[Bug target/32523] disastrous scheduling for POWER5
http://gcc.gnu.org/bugzilla/show_bug.cgi?id=32523 Christian Cornelssen ccorn at cs dot tu-berlin.de changed: What|Removed |Added CC||ccorn at cs dot ||tu-berlin.de --- Comment #14 from Christian Cornelssen ccorn at cs dot tu-berlin.de 2010-11-03 19:32:24 UTC --- Reproduced the problem on a PowerMac G5 with 2 PPC970MP (4 cores) under MacOS X 10.4.11 (Darwin 8.11.0). Using the attachment of the original bug report, I compared a) Apple's version of GCC-4.0 as provied by Xcode 2.5 as /usr/bin/gcc: powerpc-apple-darwin8-gcc-4.0.1 (GCC) 4.0.1 (Apple Computer, Inc. build 5370) b) GCC-4.4.5 as provided by MacPorts: gcc-mp-4.4 (GCC) 4.4.5 simply by issuing the command make double GCC3=gcc-4.0 GCC4=gcc-mp-4.4 Performance drop is about one third with GCC-4.4.5 instead of Apple's version of GCC-4.0.1, but is almost restored when using -fno-schedule-insns -fno-rerun-loop-opt with GCC-4.4.5.
[Bug target/32523] disastrous scheduling for POWER5
http://gcc.gnu.org/bugzilla/show_bug.cgi?id=32523 --- Comment #9 from David Fang fang at csl dot cornell.edu 2010-09-29 21:36:02 UTC --- Out of curiosity, any benchmark updates on more recent releases?

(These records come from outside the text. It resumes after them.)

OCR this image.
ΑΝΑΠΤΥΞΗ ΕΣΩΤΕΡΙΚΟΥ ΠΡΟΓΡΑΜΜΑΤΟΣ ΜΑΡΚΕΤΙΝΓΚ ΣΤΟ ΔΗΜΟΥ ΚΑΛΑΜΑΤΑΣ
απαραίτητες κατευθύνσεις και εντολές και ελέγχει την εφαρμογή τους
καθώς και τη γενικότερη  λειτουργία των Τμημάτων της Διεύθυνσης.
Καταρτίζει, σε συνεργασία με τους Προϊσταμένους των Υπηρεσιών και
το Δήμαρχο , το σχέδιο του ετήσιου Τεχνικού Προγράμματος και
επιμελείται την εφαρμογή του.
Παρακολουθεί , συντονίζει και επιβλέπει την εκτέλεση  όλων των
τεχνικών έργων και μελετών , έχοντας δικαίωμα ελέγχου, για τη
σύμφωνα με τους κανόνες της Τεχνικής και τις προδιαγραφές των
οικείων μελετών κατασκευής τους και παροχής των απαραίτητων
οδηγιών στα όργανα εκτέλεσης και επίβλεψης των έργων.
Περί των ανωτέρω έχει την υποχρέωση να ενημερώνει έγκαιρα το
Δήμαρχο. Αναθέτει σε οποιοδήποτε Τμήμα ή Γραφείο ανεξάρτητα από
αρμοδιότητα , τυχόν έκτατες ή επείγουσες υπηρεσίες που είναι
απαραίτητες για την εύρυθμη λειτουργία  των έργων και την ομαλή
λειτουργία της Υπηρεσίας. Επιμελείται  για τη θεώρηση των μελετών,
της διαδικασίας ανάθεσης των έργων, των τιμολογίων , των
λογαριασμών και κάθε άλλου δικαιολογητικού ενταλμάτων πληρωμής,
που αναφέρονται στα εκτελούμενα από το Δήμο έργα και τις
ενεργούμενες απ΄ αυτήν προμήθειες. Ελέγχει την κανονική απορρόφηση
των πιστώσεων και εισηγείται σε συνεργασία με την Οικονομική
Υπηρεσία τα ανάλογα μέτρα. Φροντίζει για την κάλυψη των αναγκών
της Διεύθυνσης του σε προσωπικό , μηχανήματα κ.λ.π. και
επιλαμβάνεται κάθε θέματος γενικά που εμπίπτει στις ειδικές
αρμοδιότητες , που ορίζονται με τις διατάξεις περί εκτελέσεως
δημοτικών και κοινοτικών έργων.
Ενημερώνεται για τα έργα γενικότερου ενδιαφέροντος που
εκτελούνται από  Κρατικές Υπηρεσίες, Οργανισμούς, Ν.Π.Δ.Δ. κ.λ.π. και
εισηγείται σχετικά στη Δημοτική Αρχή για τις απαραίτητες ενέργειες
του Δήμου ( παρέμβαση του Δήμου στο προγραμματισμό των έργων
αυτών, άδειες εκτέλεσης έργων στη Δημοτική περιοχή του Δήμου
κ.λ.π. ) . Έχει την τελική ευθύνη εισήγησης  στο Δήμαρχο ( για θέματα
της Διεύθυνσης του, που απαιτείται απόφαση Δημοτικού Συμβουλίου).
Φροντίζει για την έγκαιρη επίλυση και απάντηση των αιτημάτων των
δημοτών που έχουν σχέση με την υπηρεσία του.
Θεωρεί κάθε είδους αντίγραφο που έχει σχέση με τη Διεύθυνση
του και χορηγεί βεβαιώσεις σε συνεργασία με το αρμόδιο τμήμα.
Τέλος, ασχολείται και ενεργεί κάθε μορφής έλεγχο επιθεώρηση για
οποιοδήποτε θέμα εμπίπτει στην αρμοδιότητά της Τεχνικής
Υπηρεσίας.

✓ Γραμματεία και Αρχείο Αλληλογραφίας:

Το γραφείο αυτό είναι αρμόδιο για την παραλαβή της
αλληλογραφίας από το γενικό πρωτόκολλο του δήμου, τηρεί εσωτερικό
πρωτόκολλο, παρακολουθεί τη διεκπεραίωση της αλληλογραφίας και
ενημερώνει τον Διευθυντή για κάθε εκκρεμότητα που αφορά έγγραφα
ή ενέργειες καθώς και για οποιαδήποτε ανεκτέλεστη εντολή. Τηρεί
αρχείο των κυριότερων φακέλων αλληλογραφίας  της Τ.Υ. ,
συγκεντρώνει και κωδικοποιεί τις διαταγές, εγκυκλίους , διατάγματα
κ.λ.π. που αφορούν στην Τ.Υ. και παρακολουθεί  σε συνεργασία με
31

[Bug target/32523] disastrous scheduling for POWER5
http://gcc.gnu.org/bugzilla/show_bug.cgi?id=32523 --- Comment #10 from R. Clint Whaley whaley at cs dot utsa.edu 2010-09-29 22:22:22 UTC --- Out of curiosity, any benchmark updates on more recent releases? Nope, after several rough experiences I've stopped reporting gcc bugs and problems. It usually takes weeks of my time, and I think only once or twice has the problem been fixed because of my report, which is typically reported as invalid by Pinski right up until it is fixed. Usually the problem gets fixed accidentally by other updates if it is ever fixed at all. I've started to just rewrite things to ameliorate gcc problems. I'll only report problems if I can't get anything workable with this approach, since rewriting whole code generators is faster than getting anyone here to confirm, much less fix gcc problems. I've largely insulated myself from all the gcc performance regressions that used to cripple my library by extensive use of assembly, which allows me to help my users even while gcc remains terribly slow. I don't think I'm the only developer who has been forced to take this path. Cheers, Clint
[Bug target/32523] disastrous scheduling for POWER5
http://gcc.gnu.org/bugzilla/show_bug.cgi?id=32523 --- Comment #11 from Andrew Pinski pinskia at gcc dot gnu.org 2010-09-29 22:39:14 UTC --- (In reply to comment #10) which is typically reported as invalid by Pinski right up until it is fixed. I just looked into the bugs which you have filed and saw a different pattern. I think you are putting too much blame on me. This is ok as I am the one who normally touches almost every bug. In the bugs you filed, I noticed one where I made a comment which was supposed to be interrupted as an internal developer comment rather than one about your code. In another one (PR 30599), the problem was in your code as you were requesting a truncation to happen; yes we went back and forth on that one but you requested the truncation and GCC actually did it in that case. In another it was about a warning generated because of glibc marking a function to be warned about. In another one, GCC did not build because of an older version of Xcode in Mac OS X. In another the bug was marked as won't fix in the end but not by me. So please be more careful when you saying I close bugs as invalid right until they are fixed. Yes it has happened to one bug in the past (though I think I still say that bug was invalid; I cannot remember the number right now). Really I should have ignored this trolling really.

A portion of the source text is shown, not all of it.